Monday, December 20, 2010

Integrating Technology and Cultural Understanding to Improve the Health of Underserved Populations

sponsored by The Peninsula Chapter, The Global Health Research Foundation, and the Los Altos Public Library

Wednesday, January 12, 2011
Free to all; Cosponsored by the Santa Clara County Library
Refreshments: 7:00 pm
Program: 7:30 pm

Los Altos Youth Center
1 South San Antonio Rd.
Los Altos, CA

Frequently international health improvement programs designed to reach medically underserved populations fail because they are missing the key ingredients of sustainability and cultural integration.
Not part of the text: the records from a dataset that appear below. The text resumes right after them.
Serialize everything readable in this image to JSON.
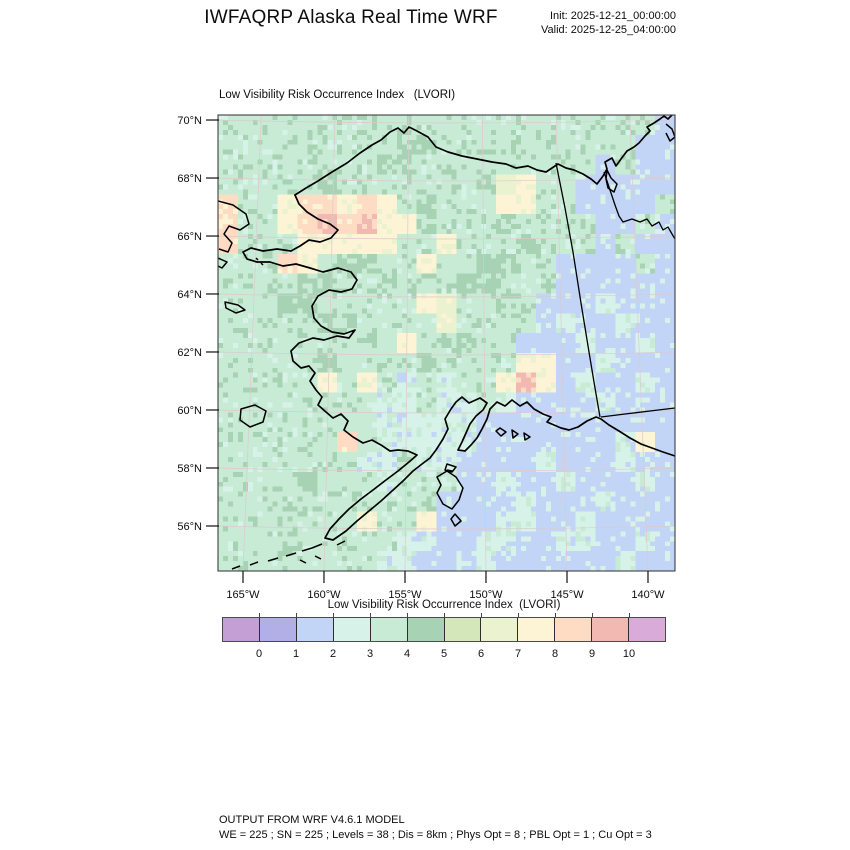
{
  "header": {
    "title": "IWFAQRP Alaska Real Time WRF",
    "init_label": "Init: 2025-12-21_00:00:00",
    "valid_label": "Valid: 2025-12-25_04:00:00"
  },
  "map": {
    "subtitle": "Low Visibility Risk Occurrence Index   (LVORI)"
  },
  "colorbar": {
    "title": "Low Visibility Risk Occurrence Index  (LVORI)",
    "tick_labels": [
      "0",
      "1",
      "2",
      "3",
      "4",
      "5",
      "6",
      "7",
      "8",
      "9",
      "10"
    ],
    "colors": [
      "#c49fd6",
      "#b2afe6",
      "#c3d5f7",
      "#d7f3e9",
      "#c8ebd5",
      "#a7d3b4",
      "#d3e7ba",
      "#eaf2cf",
      "#fdf3d5",
      "#fddcc3",
      "#f1b9b1",
      "#d9abd8"
    ]
  },
  "chart_data": {
    "type": "heatmap",
    "title": "Low Visibility Risk Occurrence Index (LVORI)",
    "region": "Alaska",
    "value_range": [
      0,
      10
    ],
    "legend_position": "bottom",
    "grid_on": true,
    "x_ticks": [
      {
        "label": "165°W",
        "f": 0.0547
      },
      {
        "label": "160°W",
        "f": 0.2319
      },
      {
        "label": "155°W",
        "f": 0.4092
      },
      {
        "label": "150°W",
        "f": 0.5864
      },
      {
        "label": "145°W",
        "f": 0.7637
      },
      {
        "label": "140°W",
        "f": 0.9409
      }
    ],
    "y_ticks": [
      {
        "label": "70°N",
        "f": 0.011
      },
      {
        "label": "68°N",
        "f": 0.1382
      },
      {
        "label": "66°N",
        "f": 0.2654
      },
      {
        "label": "64°N",
        "f": 0.3925
      },
      {
        "label": "62°N",
        "f": 0.5197
      },
      {
        "label": "60°N",
        "f": 0.6469
      },
      {
        "label": "58°N",
        "f": 0.7741
      },
      {
        "label": "56°N",
        "f": 0.9013
      }
    ],
    "grid_encoding": "23x23 cells, west-to-east / north-to-south; each char is an LVORI color band index into palette (0-9, a=10, b=11); band i covers values [i-1,i)",
    "palette": [
      "#c49fd6",
      "#b2afe6",
      "#c3d5f7",
      "#d7f3e9",
      "#c8ebd5",
      "#a7d3b4",
      "#d3e7ba",
      "#eaf2cf",
      "#fdf3d5",
      "#fddcc3",
      "#f1b9b1",
      "#d9abd8"
    ],
    "grid": [
      "44444444444444444444442",
      "44444444455444444444422",
      "44444444554444444442422",
      "44444544444444784422222",
      "94489989845444884422224",
      "94489a9a885444544442242",
      "94448888844844454442422",
      "44498455448445544222242",
      "44445544544455444222222",
      "44455444448744542223222",
      "44444554444744442322322",
      "44444445484454422232232",
      "44444544445444488223222",
      "444448484343448a8232232",
      "44444444334334322223222",
      "44444444333332222222222",
      "44444494333332222222382",
      "44444443343322223222322",
      "44445444344422322322232",
      "44444444444222232223222",
      "44444448448222332232222",
      "44454444433223322332232",
      "44444444332223222222322"
    ]
  },
  "footer": {
    "line1": "OUTPUT FROM WRF V4.6.1 MODEL",
    "line2": "WE = 225 ; SN = 225 ; Levels = 38 ; Dis = 8km ; Phys Opt = 8 ; PBL Opt = 1 ; Cu Opt = 3"
  }
}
By incorporating technical innovations and advanced computational techniques, along with integration of the cultural context of health and disease, The Global Health Research Foundation (GHRF) has developed a “Toolkit for Sustainability” to measure health outcomes and inform continuing improvements in health for medically underserved populations. GHRF tools allow program managers to pool multiple factors affecting health and disease, then determine and test key related variables. GHRF tools also allow resources to be tracked and appropriately targeted so that locally led health improvement efforts are integrated within the community and thus sustained. These tools have been successfully implemented to assist Uganda in its Malaria Surveillance Program through a rapid return of data to track the disease.

GHRF is assisting the Fresno County Asthma Coalition in delineating the role of pollution on the rapid rise of asthma in Fresno’s at risk populations. Recently, efforts have been focused on assisting the Kingdom of Bhutan’s Ministry of Health in providing effective, affordable health to all citizens, and in incorporating environmental preservation in its health improvement programs. The cultural background for these efforts are discussed as a major issue in implementing programs.

Erica Weirich is a practicing Physician and Stanford faculty, who lives and works in Los Altos Hills. With degrees in Medicine and International Development Policy, she has worked in maternal and child health in remote Northern Pakistan, reproductive health in the Republic of Georgia, and on Refugee Health in London, England.